Una sentenza della Corte di Cassazione pubblicata lunedì 5 giugno ha annullato il provvedimento, chiedendo al tribunale di Bologna di riesaminare l’eventuale compatibilità delle condizioni di salute di Riina con il carcere ed emanare un nuovo provvedimento.
Ma intanto proseguono le critiche verso il provvedimento, che cita il diritto di Riina a “morire dignitosamente” come previsto dalla Costituzione e dalla Convenzione europea dei diritti dell’uomo. Anche alcuni parenti delle vittime di mafia si sono espressi in senso contrario a questa possibilità.
Cosa ha pensato quando ha visto la notizia della sentenza della Cassazione?

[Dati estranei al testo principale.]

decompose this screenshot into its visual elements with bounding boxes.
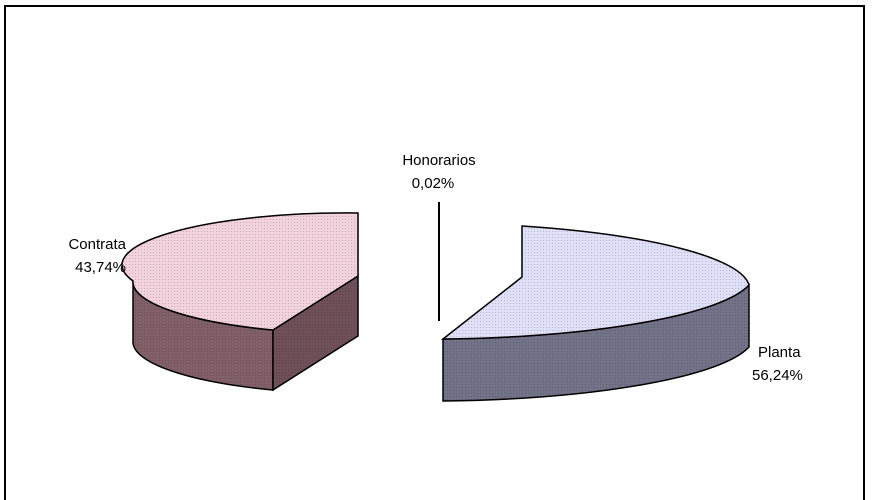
- label-honorarios-value: 0,02%: [412, 175, 455, 192]
- pie-slice-planta: [440, 225, 750, 402]
- label-contrata-value: 43,74%: [75, 259, 126, 276]
- label-honorarios-name: Honorarios: [402, 152, 475, 169]
- label-planta-name: Planta: [758, 344, 801, 361]
- pie-slice-contrata: [121, 212, 359, 392]
- label-contrata-name: Contrata: [68, 236, 126, 253]
- label-planta-value: 56,24%: [752, 367, 803, 384]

Quando ho sentito la notizia era ancora abbastanza generica. I titoli dei giornali erano: “Riina può essere scarcerato”, “Ha diritto di morire a casa sua”. Erano titoli distorti della notizia.
Ma la Cassazione non giudica nel merito, giudica nella forma. Ha semplicemente rigettato la sentenza del tribunale di sorveglianza di Bologna dicendo che non è stato sufficientemente motivato il rigetto della richiesta degli avvocati di Totò Riina, che era in effetti quella di ottenere gli arresti domiciliari o il differimento della pena.
Il tribunale di Bologna l’ha respinta e adesso la Cassazione non fa altro che rinviare allo stesso tribunale affinché venga motivata diversamente. L’ordinanza è stata motivata solo rilevando la pericolosità di Riina, invece ci sono le condizioni di salute che devono essere prese in considerazione.
Esiste un “diritto alla morte dignitosa” anche per Totò Riina?
È vero che Riina ha diritto a una morte dignitosa, accolgo quello che ha detto la Cassazione, però questo gli può essere assicurato in carcere dove lui riceve tutte le cure di cui ha bisogno.
D’altra parte dare gli arresti domiciliari o il differimento della pena a una persona che, come lui, è ancora il capo riconosciuto della mafia ed è in grado – come risulta dalle intercettazioni nel carcere di Opera – di godere delle stragi che ha commesso e di minacciarne di nuove dal carcere. La sua pericolosità è estrema, quindi sarebbe veramente assurdo un differimento della pena o altro.
Se fosse così sarebbe una resa completa dello Stato, sarebbe come ammazzare una seconda volta Paolo Borsellino e Giovanni Falcone. Ma io ho fiducia nella giustizia e sono sicuro che non è così. Non è stato fatto altro che chiedere al tribunale di Bologna di riscrivere le motivazioni della sentenza, perché qualsiasi altra ipotesi sarebbe assurda.
È vero, gli esseri umani hanno tutti diritto a una morte dignitosa. E nonostante Totò Riina sia più una bestia sanguinaria – con tutto il rispetto per le bestie – che un essere umano, anche lui ha diritto alle cure di cui ha bisogno.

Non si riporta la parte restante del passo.